Some organizations are especially vulnerable to ransomware attacks because they often have fewer IT resources than big companies. They may not be strictly following best practices or doing regular data backups of all critical servers. They may also have a harder time controlling their environment and ensuring employees follow their anti-phishing and other training to prevent such malware from taking root.

Healthcare systems must therefore secure their networks so they aren’t vulnerable to hackers. They must also write cybersecurity requirements into their procurement policies to force device, IT hardware, and software makers to build security into everything they sell. Finally, they need to ensure that any applications they install are user-friendly; otherwise staff will turn to less-secure shadow IT workarounds (like personal messaging, cloud storage, and other apps).

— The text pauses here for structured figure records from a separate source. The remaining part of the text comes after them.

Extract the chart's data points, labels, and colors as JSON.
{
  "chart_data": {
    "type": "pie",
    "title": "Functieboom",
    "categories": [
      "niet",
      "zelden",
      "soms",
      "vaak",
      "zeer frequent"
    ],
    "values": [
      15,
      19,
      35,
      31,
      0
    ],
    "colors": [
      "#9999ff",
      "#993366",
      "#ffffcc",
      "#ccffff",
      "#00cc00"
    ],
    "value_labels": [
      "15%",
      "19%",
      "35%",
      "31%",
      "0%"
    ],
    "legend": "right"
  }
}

Healthcare workers must understand how mobile device policies secure Protected Health Information (PHI) and how using the healthcare organisation’s approved apps (that have been security tested) supports data security.

Device makers meanwhile must strengthen device security, including regularly patching operating systems and apps against vulnerabilities.

BlackBerry UEM software provides comprehensive, policy-based management of all the endpoint devices a healthcare organization can own. Through BlackBerry Workspaces, files such as medical records are encrypted and watermarked so that hackers cannot access them even if stolen. This allows hospitals and patients to avoid paying ransomware to attackers, and also more easily track down the hackers.

In conclusion, it can be said that enterprise technology gives healthcare providers a way to efficiently deliver the best quality medical services, but they need to develop a strong security framework to ensure the smooth functioning of their business without compromising on patient care.